Using CUDA for IVPs

Cubie takes advantage of the widespread availability of NVIDIA GPUs in modern workstation computers. NVIDIA have developed an architecture called CUDA which allows developers to write software to be executed on their GPUs instead of the computer’s CPU.

What is a GPU?

Graphics Processing Units (GPUs) are a separate computing device from your computer’s CPU (the main processor/brain of the computer). They’re often physically separate devices inside the computer box - they used to be referred to as “graphics cards” because they come as a separate “card” that you plug in. GPUs were designed to process graphics (unsurprisingly). Graphics processing requires a lot of independent calculations to be done in parallel (think one calculation for each pixel on the screen), so GPUs have a whole heap of small, simple processors that can all work separately in parallel.

What is CUDA?

CUDA is a framework that one GPU manufacturer, NVIDIA, has developed to allow users to write software that can run on the many simple processors in their GPUs, turning them into practical computing devices rather than just graphics processors. It turns out that the parallel processing power of GPUs is particularly useful for machine learning problems, which is why NVIDIA have gone absolutely bananas as the worlds tech dollars have poured into AI development.

Cubie

Cubie uses CUDA to solve initial value problems (IVPs) in parallel. Each IVP is worked on by one of the simple processors in a GPU, so it’s a fair bit slower (let’s say 10x, as a approximation) than your computer can do them. However, adding another one of those simple processors in parallel to solve another IVP is basically free, so as long as you have more than 10 to do, the whole process ends up being faster. There are a lot of processors on a modern GPU - it takes about as long to do ~32000 IVPs as it does to do one!

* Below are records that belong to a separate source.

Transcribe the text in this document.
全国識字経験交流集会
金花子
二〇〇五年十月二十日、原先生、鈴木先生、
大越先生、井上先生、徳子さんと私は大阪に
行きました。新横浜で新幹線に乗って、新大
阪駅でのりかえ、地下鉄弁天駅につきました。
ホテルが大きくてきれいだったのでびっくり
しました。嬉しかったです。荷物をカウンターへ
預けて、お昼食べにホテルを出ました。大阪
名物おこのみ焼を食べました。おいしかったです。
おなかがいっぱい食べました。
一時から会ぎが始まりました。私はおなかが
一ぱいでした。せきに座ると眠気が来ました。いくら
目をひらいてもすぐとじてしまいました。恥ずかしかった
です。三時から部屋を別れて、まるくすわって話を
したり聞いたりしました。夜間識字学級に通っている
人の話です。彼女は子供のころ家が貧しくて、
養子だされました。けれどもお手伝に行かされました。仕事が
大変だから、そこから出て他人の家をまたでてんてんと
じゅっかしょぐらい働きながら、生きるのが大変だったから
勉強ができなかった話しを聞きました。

Limitations and bottlenecks

The main limitation of using CUDA for these problems is that GPUs don’t have as much memory as the rest of the computer, and writing to and from that memory can be much slower than writing to and from the CPU memory. The larger your ODE system, the more numbers it has to store, and so the more memory it needs, and the less IVPs you can solve at once. Cubie has a few tricks to get around this:

  • Constants vs Parameters: Any parameters that will not change between IVPs in a single batch can be called “constants”. Constants don’t need to be stored in the memory - they’re baked into the actual code that the GPU processes instead. This can cut down the required memory by a lot!

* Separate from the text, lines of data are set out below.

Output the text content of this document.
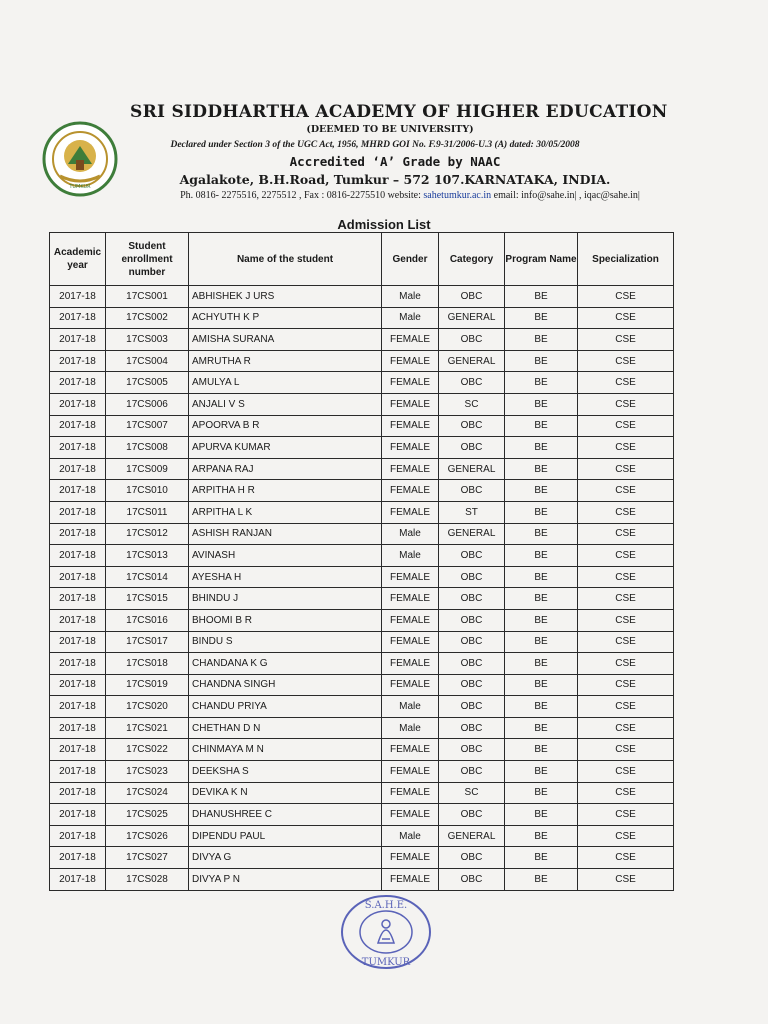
TUMKUR
SRI SIDDHARTHA ACADEMY OF HIGHER EDUCATION
(DEEMED TO BE UNIVERSITY)
Declared under Section 3 of the UGC Act, 1956, MHRD GOI No. F.9-31/2006-U.3 (A) dated: 30/05/2008
Accredited ‘A’ Grade by NAAC
Agalakote, B.H.Road, Tumkur – 572 107.KARNATAKA, INDIA.
Ph. 0816- 2275516, 2275512 , Fax : 0816-2275510 website: sahetumkur.ac.in email: info@sahe.in| , iqac@sahe.in|
Admission List
Academic year	Student enrollment number	Name of the student	Gender	Category	Program Name	Specialization
2017-18	17CS001	ABHISHEK J URS	Male	OBC	BE	CSE
2017-18	17CS002	ACHYUTH K P	Male	GENERAL	BE	CSE
2017-18	17CS003	AMISHA SURANA	FEMALE	OBC	BE	CSE
2017-18	17CS004	AMRUTHA R	FEMALE	GENERAL	BE	CSE
2017-18	17CS005	AMULYA L	FEMALE	OBC	BE	CSE
2017-18	17CS006	ANJALI V S	FEMALE	SC	BE	CSE
2017-18	17CS007	APOORVA B R	FEMALE	OBC	BE	CSE
2017-18	17CS008	APURVA KUMAR	FEMALE	OBC	BE	CSE
2017-18	17CS009	ARPANA RAJ	FEMALE	GENERAL	BE	CSE
2017-18	17CS010	ARPITHA H R	FEMALE	OBC	BE	CSE
2017-18	17CS011	ARPITHA L K	FEMALE	ST	BE	CSE
2017-18	17CS012	ASHISH RANJAN	Male	GENERAL	BE	CSE
2017-18	17CS013	AVINASH	Male	OBC	BE	CSE
2017-18	17CS014	AYESHA H	FEMALE	OBC	BE	CSE
2017-18	17CS015	BHINDU J	FEMALE	OBC	BE	CSE
2017-18	17CS016	BHOOMI B R	FEMALE	OBC	BE	CSE
2017-18	17CS017	BINDU S	FEMALE	OBC	BE	CSE
2017-18	17CS018	CHANDANA K G	FEMALE	OBC	BE	CSE
2017-18	17CS019	CHANDNA SINGH	FEMALE	OBC	BE	CSE
2017-18	17CS020	CHANDU PRIYA	Male	OBC	BE	CSE
2017-18	17CS021	CHETHAN D N	Male	OBC	BE	CSE
2017-18	17CS022	CHINMAYA M N	FEMALE	OBC	BE	CSE
2017-18	17CS023	DEEKSHA S	FEMALE	OBC	BE	CSE
2017-18	17CS024	DEVIKA K N	FEMALE	SC	BE	CSE
2017-18	17CS025	DHANUSHREE C	FEMALE	OBC	BE	CSE
2017-18	17CS026	DIPENDU PAUL	Male	GENERAL	BE	CSE
2017-18	17CS027	DIVYA G	FEMALE	OBC	BE	CSE
2017-18	17CS028	DIVYA P N	FEMALE	OBC	BE	CSE
S.A.H.E.
TUMKUR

  • Matrix-free Jacobians: Implicit algorithms require the solving of a system of simultaneous equations. The straightforward approach for this is to set up a matrix of the system’s Jacobian at each point, then use a matrix solver to get the solution. If a system has n state variables, then the Jacobian is an n x n matrix. For a third-order algorithm, the matrix to solve is 3n x 3n. For a 40-state system, without the jacobian, we typically need to store about 3 x n (120) numbers in memory. One Jacobian is 40 x 40 (1600) numbers, and three Jacobians is 12000 numbers. A whole “block” of memory can only store about 15000 numbers (heavily simplified), so we go from being able to solve 125 IVPs per block to only being able to solve 1. For this reason, Cubie uses Sympy to take a symbolic function and find its analytical Jacobian, then turn that into a function - a set of equations that is stored as code rather than numbers in a matrix. That way, we can calculate the Jacobian on the fly, without needing to store the matrix!

  • Selective saving: Saving all variables and observables at every time step can take up a lot of memory, and really slows things down. Instead, Cubie allows you to pick and choose which variables you want to save. All states are critical in working out the values at the next step, but you might only be interested in the outcome of one or two of them. Just save those ones!

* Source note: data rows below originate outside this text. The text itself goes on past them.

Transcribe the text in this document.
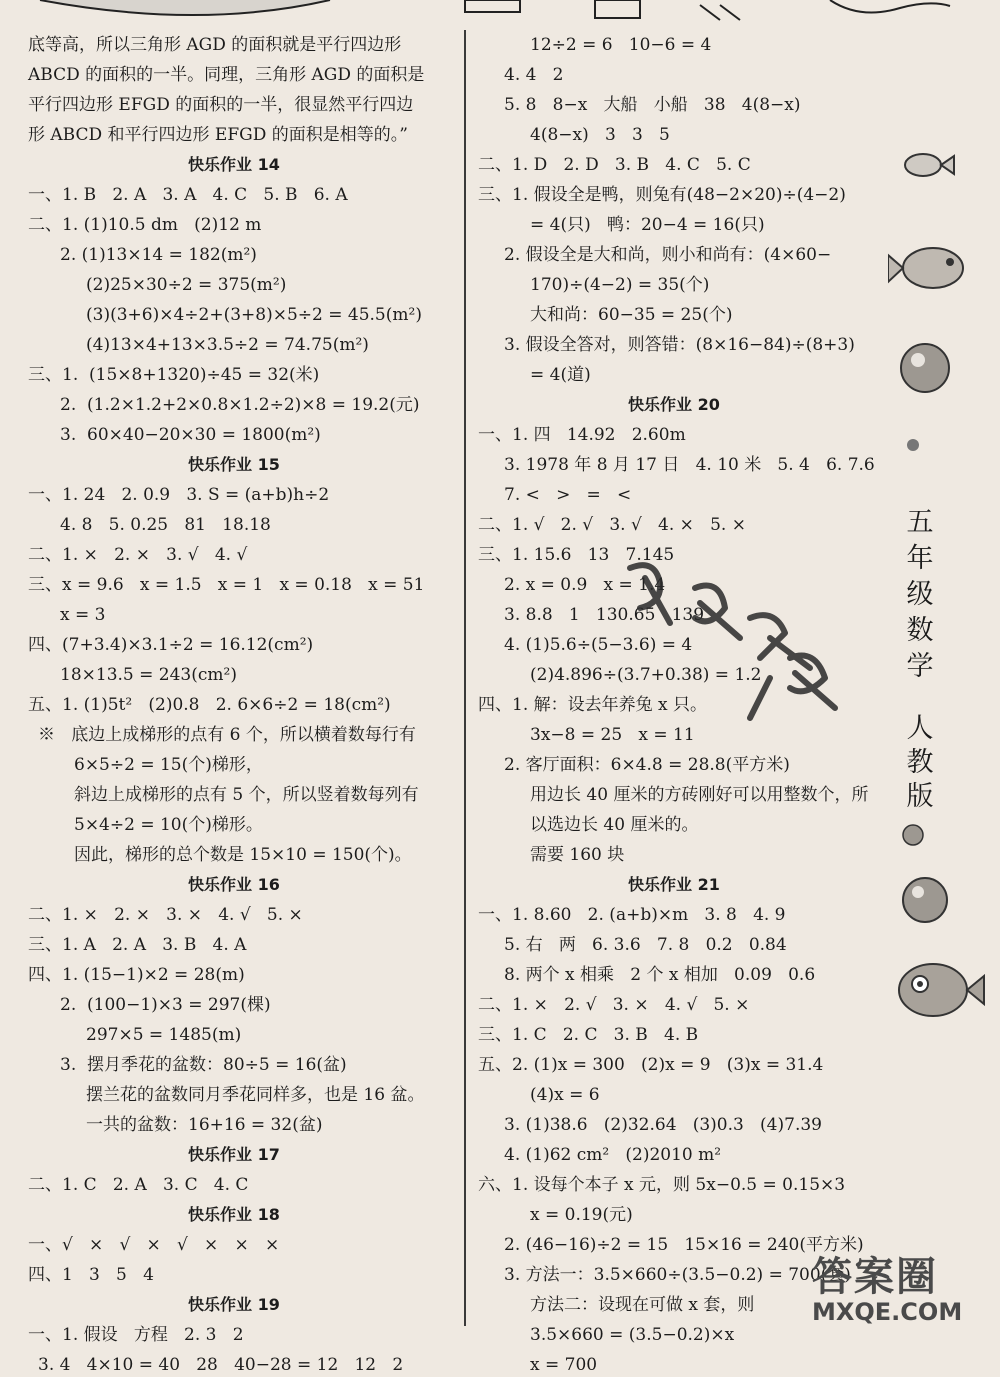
底等高，所以三角形 AGD 的面积就是平行四边形
ABCD 的面积的一半。同理，三角形 AGD 的面积是
平行四边形 EFGD 的面积的一半，很显然平行四边
形 ABCD 和平行四边形 EFGD 的面积是相等的。”
快乐作业 14
一、1. B   2. A   3. A   4. C   5. B   6. A
二、1. (1)10.5 dm   (2)12 m
2. (1)13×14 = 182(m²)
(2)25×30÷2 = 375(m²)
(3)(3+6)×4÷2+(3+8)×5÷2 = 45.5(m²)
(4)13×4+13×3.5÷2 = 74.75(m²)
三、1.  (15×8+1320)÷45 = 32(米)
2.  (1.2×1.2+2×0.8×1.2÷2)×8 = 19.2(元)
3.  60×40−20×30 = 1800(m²)
快乐作业 15
一、1. 24   2. 0.9   3. S = (a+b)h÷2
4. 8   5. 0.25   81   18.18
二、1. ×   2. ×   3. √   4. √
三、x = 9.6   x = 1.5   x = 1   x = 0.18   x = 51
x = 3
四、(7+3.4)×3.1÷2 = 16.12(cm²)
18×13.5 = 243(cm²)
五、1. (1)5t²   (2)0.8   2. 6×6÷2 = 18(cm²)
※   底边上成梯形的点有 6 个，所以横着数每行有
6×5÷2 = 15(个)梯形，
斜边上成梯形的点有 5 个，所以竖着数每列有
5×4÷2 = 10(个)梯形。
因此，梯形的总个数是 15×10 = 150(个)。
快乐作业 16
二、1. ×   2. ×   3. ×   4. √   5. ×
三、1. A   2. A   3. B   4. A
四、1. (15−1)×2 = 28(m)
2.  (100−1)×3 = 297(棵)
297×5 = 1485(m)
3.  摆月季花的盆数：80÷5 = 16(盆)
摆兰花的盆数同月季花同样多，也是 16 盆。
一共的盆数：16+16 = 32(盆)
快乐作业 17
二、1. C   2. A   3. C   4. C
快乐作业 18
一、√   ×   √   ×   √   ×   ×   ×
四、1   3   5   4
快乐作业 19
一、1. 假设   方程   2. 3   2
3. 4   4×10 = 40   28   40−28 = 12   12   2
12÷2 = 6   10−6 = 4
4. 4   2
5. 8   8−x   大船   小船   38   4(8−x)
4(8−x)   3   3   5
二、1. D   2. D   3. B   4. C   5. C
三、1. 假设全是鸭，则兔有(48−2×20)÷(4−2)
= 4(只)   鸭：20−4 = 16(只)
2. 假设全是大和尚，则小和尚有：(4×60−
170)÷(4−2) = 35(个)
大和尚：60−35 = 25(个)
3. 假设全答对，则答错：(8×16−84)÷(8+3)
= 4(道)
快乐作业 20
一、1. 四   14.92   2.60m
3. 1978 年 8 月 17 日   4. 10 米   5. 4   6. 7.6
7. <   >   =   <
二、1. √   2. √   3. √   4. ×   5. ×
三、1. 15.6   13   7.145
2. x = 0.9   x = 1.4
3. 8.8   1   130.65   139
4. (1)5.6÷(5−3.6) = 4
(2)4.896÷(3.7+0.38) = 1.2
四、1. 解：设去年养兔 x 只。
3x−8 = 25   x = 11
2. 客厅面积：6×4.8 = 28.8(平方米)
用边长 40 厘米的方砖刚好可以用整数个，所
以选边长 40 厘米的。
需要 160 块
快乐作业 21
一、1. 8.60   2. (a+b)×m   3. 8   4. 9
5. 右   两   6. 3.6   7. 8   0.2   0.84
8. 两个 x 相乘   2 个 x 相加   0.09   0.6
二、1. ×   2. √   3. ×   4. √   5. ×
三、1. C   2. C   3. B   4. B
五、2. (1)x = 300   (2)x = 9   (3)x = 31.4
(4)x = 6
3. (1)38.6   (2)32.64   (3)0.3   (4)7.39
4. (1)62 cm²   (2)2010 m²
六、1. 设每个本子 x 元，则 5x−0.5 = 0.15×3
x = 0.19(元)
2. (46−16)÷2 = 15   15×16 = 240(平方米)
3. 方法一：3.5×660÷(3.5−0.2) = 700(套)
方法二：设现在可做 x 套，则
3.5×660 = (3.5−0.2)×x
x = 700
五年级数学
人教版
答案圈
MXQE.COM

  • Live summarising: For some applications, you might only be using the time-domain output of a solver to find some summary statistic, like the maximum value of a variable, or the location of a “peak”. In these cases, Cubie allows you to calculate these summaries as-you-go, never saving the full time-domain output. This can drastically improve the speed of the solver, and let you run much larger problems than you otherwise could.